In the great middle of the exhibit’s bell curve are images that carry varying degrees of message (from light to overwrought) and varying degrees of aesthetic beauty (from lackluster to mesmerizing).

A section of prints entitled The Pacific represents the images that are beautiful but light on message. The panel consists of five large (maybe 16×20) prints that form a study of the point where the Columbia River empties into the Pacific Ocean. Each print captures a scene of extraordinary peacefulness with an eye-pleasing orchestration of tones.  But without Adams’ nearby text, the patron would not be aware that Adams was concerned about pollution in the Columbia River. Unlike his New West images, man’s impact on the environment is not evident in these images, and hence for all their visual beauty, the duality is missing from them.
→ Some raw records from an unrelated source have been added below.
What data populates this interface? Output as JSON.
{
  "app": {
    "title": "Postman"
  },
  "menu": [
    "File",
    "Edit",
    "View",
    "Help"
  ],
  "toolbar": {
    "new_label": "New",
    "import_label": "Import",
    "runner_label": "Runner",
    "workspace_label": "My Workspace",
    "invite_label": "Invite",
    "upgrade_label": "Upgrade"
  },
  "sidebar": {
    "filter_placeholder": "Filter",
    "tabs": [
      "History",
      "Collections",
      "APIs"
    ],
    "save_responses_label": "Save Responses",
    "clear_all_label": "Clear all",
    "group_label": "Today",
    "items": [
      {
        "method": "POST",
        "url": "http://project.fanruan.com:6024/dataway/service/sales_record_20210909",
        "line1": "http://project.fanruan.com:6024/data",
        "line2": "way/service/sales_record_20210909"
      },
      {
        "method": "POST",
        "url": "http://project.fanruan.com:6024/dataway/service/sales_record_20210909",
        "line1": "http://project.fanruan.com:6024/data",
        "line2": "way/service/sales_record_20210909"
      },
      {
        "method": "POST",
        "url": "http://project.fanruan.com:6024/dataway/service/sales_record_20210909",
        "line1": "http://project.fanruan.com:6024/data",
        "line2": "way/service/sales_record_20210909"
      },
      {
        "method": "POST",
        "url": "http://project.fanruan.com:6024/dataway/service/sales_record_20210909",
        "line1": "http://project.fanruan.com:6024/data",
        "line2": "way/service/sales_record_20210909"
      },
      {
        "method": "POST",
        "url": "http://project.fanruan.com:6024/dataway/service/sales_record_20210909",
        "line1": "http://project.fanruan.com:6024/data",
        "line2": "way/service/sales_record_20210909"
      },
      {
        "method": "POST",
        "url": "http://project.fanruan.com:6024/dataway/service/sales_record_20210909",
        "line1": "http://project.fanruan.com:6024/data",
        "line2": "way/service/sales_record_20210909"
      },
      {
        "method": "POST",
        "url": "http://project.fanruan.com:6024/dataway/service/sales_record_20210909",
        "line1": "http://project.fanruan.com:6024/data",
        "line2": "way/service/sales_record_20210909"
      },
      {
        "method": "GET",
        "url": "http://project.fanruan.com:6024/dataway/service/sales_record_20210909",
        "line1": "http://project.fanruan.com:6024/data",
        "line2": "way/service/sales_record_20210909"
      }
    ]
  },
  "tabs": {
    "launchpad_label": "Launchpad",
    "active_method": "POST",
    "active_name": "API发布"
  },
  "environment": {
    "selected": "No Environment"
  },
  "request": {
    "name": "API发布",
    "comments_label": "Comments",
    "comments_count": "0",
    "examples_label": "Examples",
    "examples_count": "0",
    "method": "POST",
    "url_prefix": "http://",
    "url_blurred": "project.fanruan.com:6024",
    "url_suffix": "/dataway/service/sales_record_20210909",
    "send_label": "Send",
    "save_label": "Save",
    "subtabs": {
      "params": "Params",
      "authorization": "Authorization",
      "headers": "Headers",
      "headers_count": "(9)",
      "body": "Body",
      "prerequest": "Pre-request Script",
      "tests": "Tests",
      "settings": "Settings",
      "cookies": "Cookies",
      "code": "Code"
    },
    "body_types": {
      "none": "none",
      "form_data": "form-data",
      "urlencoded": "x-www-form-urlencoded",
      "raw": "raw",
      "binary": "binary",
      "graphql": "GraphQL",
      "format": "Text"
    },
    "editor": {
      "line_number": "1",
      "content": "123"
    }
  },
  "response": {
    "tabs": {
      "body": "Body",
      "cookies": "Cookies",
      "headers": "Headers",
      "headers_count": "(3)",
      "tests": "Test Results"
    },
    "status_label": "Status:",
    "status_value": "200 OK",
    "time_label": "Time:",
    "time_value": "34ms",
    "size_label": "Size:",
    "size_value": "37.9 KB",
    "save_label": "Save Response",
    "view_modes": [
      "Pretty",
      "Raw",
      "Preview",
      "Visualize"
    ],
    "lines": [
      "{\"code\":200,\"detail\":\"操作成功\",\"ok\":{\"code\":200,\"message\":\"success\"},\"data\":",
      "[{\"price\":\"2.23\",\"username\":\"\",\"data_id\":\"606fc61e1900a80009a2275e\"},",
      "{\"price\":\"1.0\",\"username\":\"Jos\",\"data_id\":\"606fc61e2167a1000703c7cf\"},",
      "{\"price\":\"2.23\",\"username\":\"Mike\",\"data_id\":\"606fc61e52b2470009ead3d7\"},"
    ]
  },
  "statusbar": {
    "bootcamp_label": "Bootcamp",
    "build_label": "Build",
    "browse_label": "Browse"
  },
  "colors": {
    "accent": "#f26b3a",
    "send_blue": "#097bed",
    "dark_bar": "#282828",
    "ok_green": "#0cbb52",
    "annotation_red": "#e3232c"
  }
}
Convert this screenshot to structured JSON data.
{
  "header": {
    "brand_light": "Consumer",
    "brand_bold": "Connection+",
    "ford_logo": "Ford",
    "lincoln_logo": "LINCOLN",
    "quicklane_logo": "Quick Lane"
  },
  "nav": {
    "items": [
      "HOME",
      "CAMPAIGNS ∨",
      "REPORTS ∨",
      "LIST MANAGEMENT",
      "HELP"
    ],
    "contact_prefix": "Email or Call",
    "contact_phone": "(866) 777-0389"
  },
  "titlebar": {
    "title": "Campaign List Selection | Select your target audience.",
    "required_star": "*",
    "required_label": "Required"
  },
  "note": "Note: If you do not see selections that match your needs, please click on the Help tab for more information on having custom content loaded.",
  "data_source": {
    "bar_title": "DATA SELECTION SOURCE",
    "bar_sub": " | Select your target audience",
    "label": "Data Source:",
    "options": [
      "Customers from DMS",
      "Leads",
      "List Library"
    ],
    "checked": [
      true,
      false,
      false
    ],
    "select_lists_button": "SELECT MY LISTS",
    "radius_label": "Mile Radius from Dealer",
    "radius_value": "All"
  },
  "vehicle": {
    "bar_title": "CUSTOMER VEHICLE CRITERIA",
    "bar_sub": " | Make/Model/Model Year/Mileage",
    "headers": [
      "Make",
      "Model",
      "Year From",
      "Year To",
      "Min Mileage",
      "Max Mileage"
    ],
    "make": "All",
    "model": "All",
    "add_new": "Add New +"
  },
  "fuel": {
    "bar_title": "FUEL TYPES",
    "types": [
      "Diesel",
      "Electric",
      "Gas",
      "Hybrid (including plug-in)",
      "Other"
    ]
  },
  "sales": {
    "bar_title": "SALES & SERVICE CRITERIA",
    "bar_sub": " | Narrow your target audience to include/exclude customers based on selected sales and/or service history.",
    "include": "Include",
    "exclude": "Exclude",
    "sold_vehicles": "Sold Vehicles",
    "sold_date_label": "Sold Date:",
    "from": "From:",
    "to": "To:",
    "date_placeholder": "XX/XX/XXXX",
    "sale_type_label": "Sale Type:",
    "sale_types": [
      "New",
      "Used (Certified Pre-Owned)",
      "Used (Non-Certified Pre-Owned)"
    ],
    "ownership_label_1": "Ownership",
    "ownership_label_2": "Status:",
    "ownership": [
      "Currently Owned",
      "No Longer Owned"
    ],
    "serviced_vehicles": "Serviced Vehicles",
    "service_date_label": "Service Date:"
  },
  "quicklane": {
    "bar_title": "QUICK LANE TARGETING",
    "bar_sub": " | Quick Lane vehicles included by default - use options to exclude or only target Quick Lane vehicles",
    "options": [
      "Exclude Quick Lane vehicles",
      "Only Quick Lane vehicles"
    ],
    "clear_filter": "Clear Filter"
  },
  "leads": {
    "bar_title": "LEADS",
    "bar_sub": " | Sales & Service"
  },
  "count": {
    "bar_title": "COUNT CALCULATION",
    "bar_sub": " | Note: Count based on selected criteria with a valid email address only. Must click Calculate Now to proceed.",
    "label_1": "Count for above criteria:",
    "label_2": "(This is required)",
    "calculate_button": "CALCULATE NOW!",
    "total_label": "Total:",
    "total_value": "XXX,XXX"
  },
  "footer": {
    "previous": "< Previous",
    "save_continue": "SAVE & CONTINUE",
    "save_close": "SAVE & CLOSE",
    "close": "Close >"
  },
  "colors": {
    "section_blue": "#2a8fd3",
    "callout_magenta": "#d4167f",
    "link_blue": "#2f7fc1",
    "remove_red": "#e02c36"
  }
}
On the flip side, there is a section of twenty prints entitled Turning Back which represents images that are all message and little beauty. The images, taken in Oregon from 1999-2003, are of deforestation. Like a gruesome murder scene that features the bloody and butchered remains of the victim, it would be almost impossible to make these images appealing to the eye. Adams didn’t try, or if he did, he failed miserably.  Bereft of any visual beauty all that is left for these images is to convey a heavy handed message.

Representing prints with a modicum of beauty and a modicum of message is a section of twenty seven prints entitled Cottonwood. The images, taken in 1973 and 1974, are a study of a single cottonwood tree in Longmont Colorado. All but the last print in the panel are relatively small (maybe 4×5 inches), the last is larger, perhaps 8×10 inches. The significance of this size change is made apparent later.  The first twenty four prints portray the tree in various seasons and weather, time of day, perspectives, and degrees of residual human presence (denoted by the amount of detritus). The prints are neither particularly beautiful nor particularly dull. If the study ended with these twenty four prints patrons would be left to wonder about this obsession with an obscure cottonwood, with some patrons indulging a great artist while other patrons (me, at least) wondering why he wasted his time and film.

Then, finally coming to the last three prints, everything changes. In the next print, a trace of smoke can be seen rising from a hill behind the tree. In the following print—taken from that hill and looking back at the tree—it becomes evident where that smoke is coming from. It’s coming from a bulldozer, and that bulldozer is headed for, what by then will be for most patrons, OUR tree. In the last print—the 8×10—all that is left of the cottonwood is a stump, and the ground around the stump has been scraped and leveled presumably in preparation for a housing development. Ahh. At last! The message. At 27 prints, Cottonwood is almost too much of a good thing, but in the end it is well worth taking it in.

At 244 prints, I’ll say the same for the entire exhibit.